Cherkassky returned to Pasadena in January the following year for a programme that wears a more familiar look. It was a programme he gave often that year – a Lully Suite, Mendelssohn’s Scherzo a Capriccio in F sharp minor, Tchaikovsky’s Grand Sonata in G major, Chopin’s Polonaise Fantaisie, Hofmann’s Kaleidoskop and an encore of Chopin’s Waltz, Op.42. This was the programme he gave in April 1982 at Davies Symphony Hall, in San Francisco, which was released 25 years ago on Ivory Classics.
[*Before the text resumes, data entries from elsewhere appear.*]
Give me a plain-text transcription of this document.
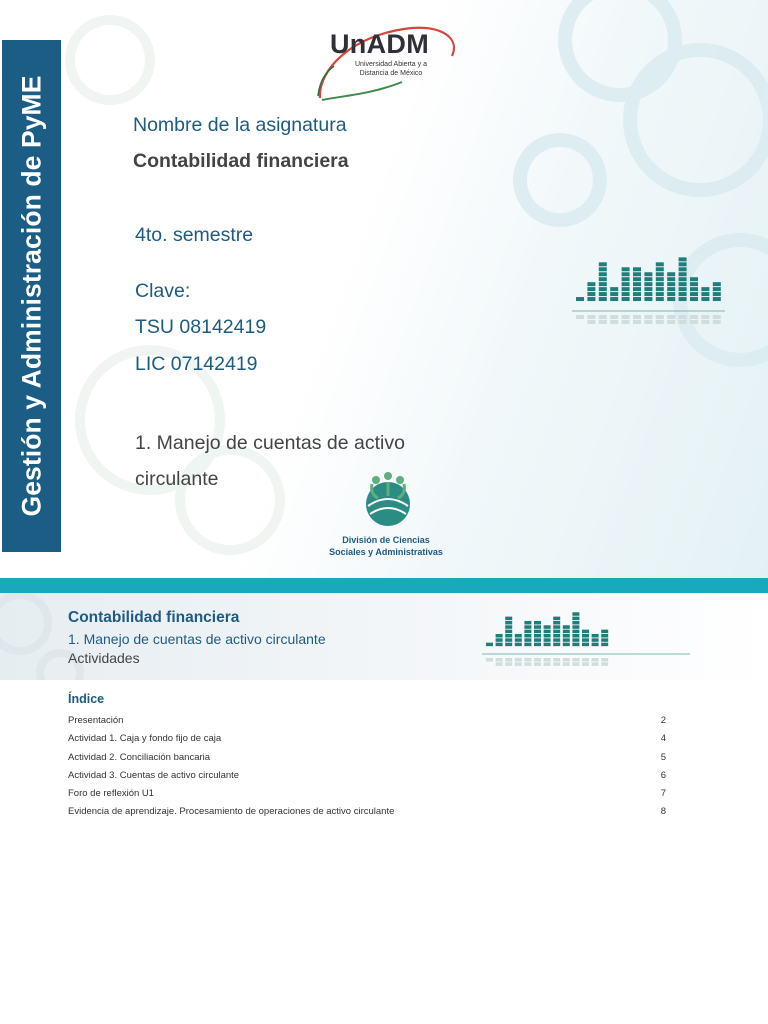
Gestión y Administración de PyME
UnADM
Universidad Abierta y a
Distancia de México
Nombre de la asignatura
Contabilidad financiera
4to. semestre
Clave:
TSU 08142419
LIC 07142419
1. Manejo de cuentas de activo circulante
División de Ciencias
Sociales y Administrativas
Contabilidad financiera
1. Manejo de cuentas de activo circulante
Actividades
Índice
Presentación	2
Actividad 1. Caja y fondo fijo de caja	4
Actividad 2. Conciliación bancaria	5
Actividad 3. Cuentas de activo circulante	6
Foro de reflexión U1	7
Evidencia de aprendizaje. Procesamiento de operaciones de activo circulante	8
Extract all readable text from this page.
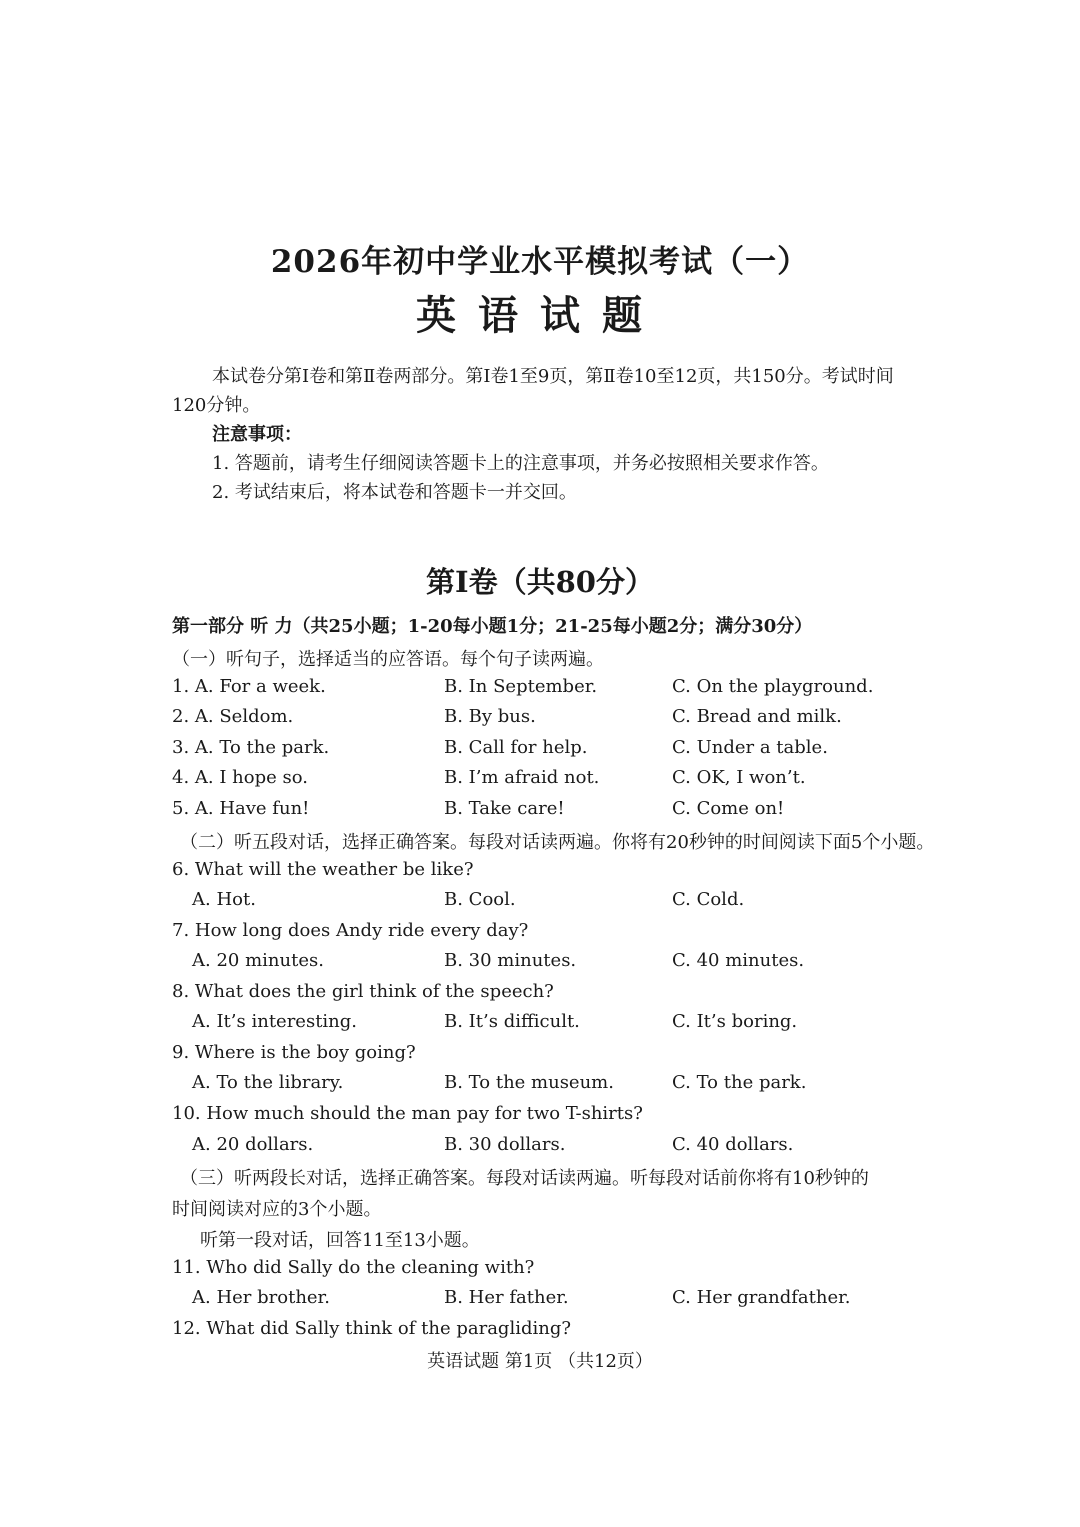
2026年初中学业水平模拟考试（一）
英语试题
本试卷分第Ⅰ卷和第Ⅱ卷两部分。第Ⅰ卷1至9页，第Ⅱ卷10至12页，共150分。考试时间120分钟。
注意事项：
1. 答题前，请考生仔细阅读答题卡上的注意事项，并务必按照相关要求作答。
2. 考试结束后，将本试卷和答题卡一并交回。
第Ⅰ卷（共80分）
第一部分 听 力（共25小题；1-20每小题1分；21-25每小题2分；满分30分）
（一）听句子，选择适当的应答语。每个句子读两遍。
1. A. For a week.	B. In September.	C. On the playground.
2. A. Seldom.	B. By bus.	C. Bread and milk.
3. A. To the park.	B. Call for help.	C. Under a table.
4. A. I hope so.	B. I’m afraid not.	C. OK, I won’t.
5. A. Have fun!	B. Take care!	C. Come on!
（二）听五段对话，选择正确答案。每段对话读两遍。你将有20秒钟的时间阅读下面5个小题。
6. What will the weather be like?
A. Hot.	B. Cool.	C. Cold.
7. How long does Andy ride every day?
A. 20 minutes.	B. 30 minutes.	C. 40 minutes.
8. What does the girl think of the speech?
A. It’s interesting.	B. It’s difficult.	C. It’s boring.
9. Where is the boy going?
A. To the library.	B. To the museum.	C. To the park.
10. How much should the man pay for two T-shirts?
A. 20 dollars.	B. 30 dollars.	C. 40 dollars.
（三）听两段长对话，选择正确答案。每段对话读两遍。听每段对话前你将有10秒钟的
时间阅读对应的3个小题。
听第一段对话，回答11至13小题。
11. Who did Sally do the cleaning with?
A. Her brother.	B. Her father.	C. Her grandfather.
12. What did Sally think of the paragliding?
英语试题 第1页 （共12页）
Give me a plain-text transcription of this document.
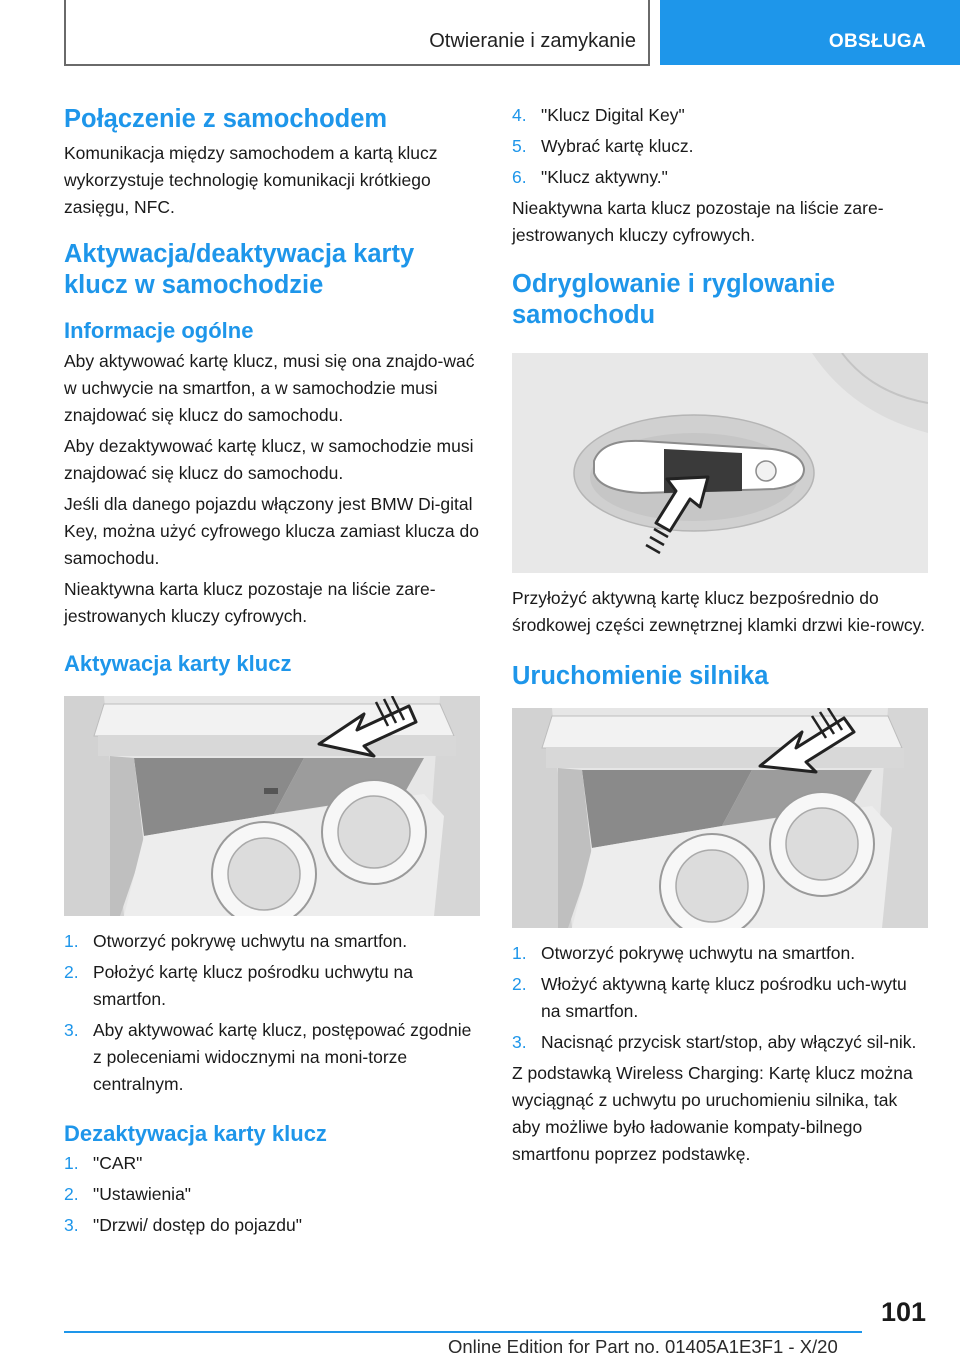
Otwieranie i zamykanie	OBSŁUGA
Połączenie z samochodem

Komunikacja między samochodem a kartą klucz wykorzystuje technologię komunikacji krótkiego zasięgu, NFC.

Aktywacja/deaktywacja karty
klucz w samochodzie
Informacje ogólne

Aby aktywować kartę klucz, musi się ona znajdo-wać w uchwycie na smartfon, a w samochodzie musi znajdować się klucz do samochodu.

Aby dezaktywować kartę klucz, w samochodzie musi znajdować się klucz do samochodu.

Jeśli dla danego pojazdu włączony jest BMW Di-gital Key, można użyć cyfrowego klucza zamiast klucza do samochodu.

Nieaktywna karta klucz pozostaje na liście zare-jestrowanych kluczy cyfrowych.

Aktywacja karty klucz
1. Otworzyć pokrywę uchwytu na smartfon.
2. Położyć kartę klucz pośrodku uchwytu na smartfon.
3. Aby aktywować kartę klucz, postępować zgodnie z poleceniami widocznymi na moni-torze centralnym.
Dezaktywacja karty klucz
1. "CAR"
2. "Ustawienia"
3. "Drzwi/ dostęp do pojazdu"
4. "Klucz Digital Key"
5. Wybrać kartę klucz.
6. "Klucz aktywny."

Nieaktywna karta klucz pozostaje na liście zare-jestrowanych kluczy cyfrowych.

Odryglowanie i ryglowanie
samochodu

Przyłożyć aktywną kartę klucz bezpośrednio do środkowej części zewnętrznej klamki drzwi kie-rowcy.

Uruchomienie silnika
1. Otworzyć pokrywę uchwytu na smartfon.
2. Włożyć aktywną kartę klucz pośrodku uch-wytu na smartfon.
3. Nacisnąć przycisk start/stop, aby włączyć sil-nik.

Z podstawką Wireless Charging: Kartę klucz można wyciągnąć z uchwytu po uruchomieniu silnika, tak aby możliwe było ładowanie kompaty-bilnego smartfonu poprzez podstawkę.

101
Online Edition for Part no. 01405A1E3F1 - X/20
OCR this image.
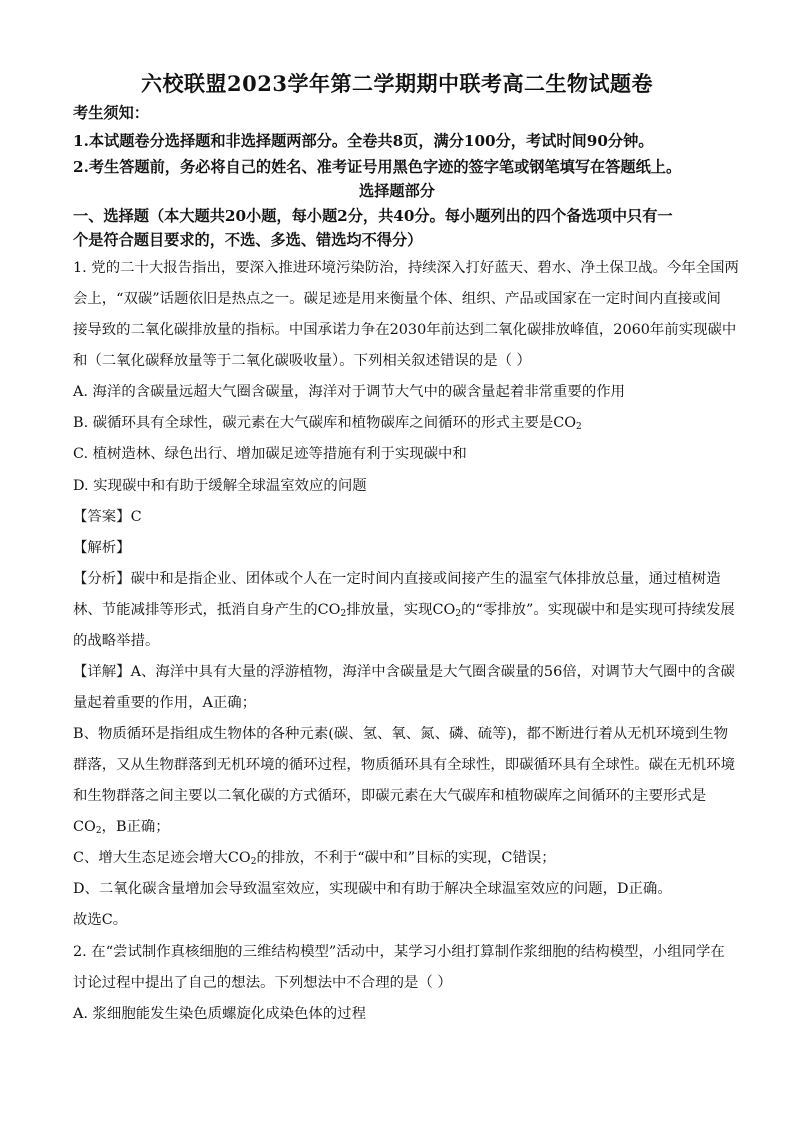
六校联盟2023学年第二学期期中联考高二生物试题卷
考生须知：
1.本试题卷分选择题和非选择题两部分。全卷共8页，满分100分，考试时间90分钟。
2.考生答题前，务必将自己的姓名、准考证号用黑色字迹的签字笔或钢笔填写在答题纸上。
选择题部分
一、选择题（本大题共20小题，每小题2分，共40分。每小题列出的四个备选项中只有一
个是符合题目要求的，不选、多选、错选均不得分）
1. 党的二十大报告指出，要深入推进环境污染防治，持续深入打好蓝天、碧水、净土保卫战。今年全国两
会上，“双碳”话题依旧是热点之一。碳足迹是用来衡量个体、组织、产品或国家在一定时间内直接或间
接导致的二氧化碳排放量的指标。中国承诺力争在2030年前达到二氧化碳排放峰值，2060年前实现碳中
和（二氧化碳释放量等于二氧化碳吸收量）。下列相关叙述错误的是（ ）
A. 海洋的含碳量远超大气圈含碳量，海洋对于调节大气中的碳含量起着非常重要的作用
B. 碳循环具有全球性，碳元素在大气碳库和植物碳库之间循环的形式主要是$CO_2$
C. 植树造林、绿色出行、增加碳足迹等措施有利于实现碳中和
D. 实现碳中和有助于缓解全球温室效应的问题
【答案】C
【解析】
【分析】碳中和是指企业、团体或个人在一定时间内直接或间接产生的温室气体排放总量，通过植树造
林、节能减排等形式，抵消自身产生的$CO_2$排放量，实现$CO_2$的“零排放”。实现碳中和是实现可持续发展
的战略举措。
【详解】A、海洋中具有大量的浮游植物，海洋中含碳量是大气圈含碳量的56倍，对调节大气圈中的含碳
量起着重要的作用，A正确；
B、物质循环是指组成生物体的各种元素(碳、氢、氧、氮、磷、硫等)，都不断进行着从无机环境到生物
群落，又从生物群落到无机环境的循环过程，物质循环具有全球性，即碳循环具有全球性。碳在无机环境
和生物群落之间主要以二氧化碳的方式循环，即碳元素在大气碳库和植物碳库之间循环的主要形式是
$CO_2$，B正确；
C、增大生态足迹会增大$CO_2$的排放，不利于“碳中和”目标的实现，C错误；
D、二氧化碳含量增加会导致温室效应，实现碳中和有助于解决全球温室效应的问题，D正确。
故选C。
2. 在“尝试制作真核细胞的三维结构模型”活动中，某学习小组打算制作浆细胞的结构模型，小组同学在
讨论过程中提出了自己的想法。下列想法中不合理的是（ ）
A. 浆细胞能发生染色质螺旋化成染色体的过程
At Pasadena, he included Liszt’s Reminiscences of Don Juan, Chopin’s Fourth Ballade, and an extra encore in the shape of his own Pathetic Prelude, composed sixty years before, in 1922. It’s fascinating to hear the pianist respond with very different emphases in the Sarabande of the Lully Suite which is much slower than in the San Francisco performance, but he brings tremendous colouristic subtlety to the entire suite. The Mendelssohn is vivid and witty and his Chopin assured. The Liszt is especially fine and he is fearless in spite of its manifold technical difficulties. I agree with those who find the Tchaikovsky Sonata boring and it’s not Cherkassky’s fault he can’t bring it to life. What he does bring to life is his teacher Hofmann’s little genre piece, a familiar encore which also appears in the next recital.
On 18 November 1987 he returned for another programme which opened with Franck’s Prélude, Chorale and Fugue, played with clarity and directness – too much so, really, as it’s extremely fast and lacks real weight. He played Schumann’s Carnaval throughout his career and there’s an example from London’s Queen Elizabeth Hall from 1970 which is a good four minutes quicker than this 1987 recording. Which is not to decry this more expansive reading, as it’s a more considered and less impetuous view of the work, yet in some ways more subject to exaggeration – for example in the Valse noble and Eusebius. Rachmaninov’s Variations on a Theme of Corelli is an exceptionally tricky piece to play on an already heavyweight programme and yet the near 80-year-old Cherkassky meets its challenges with flair. Once again, he delivers a droll Hofmann Kaleidoskop, the same Chopin Nocturne he’d played at the first recital but includes the Barcarolle in F sharp major and, even better, a panache-packed, witty but clarity-conscious Listz-Gounod Waltz from the opera Faust, one of the highlights of the whole set – a perfect example of Cherkassky’s art. The most effective of his three encores that night is Tchaikovsky’s October from The Seasons, a lovely envoi.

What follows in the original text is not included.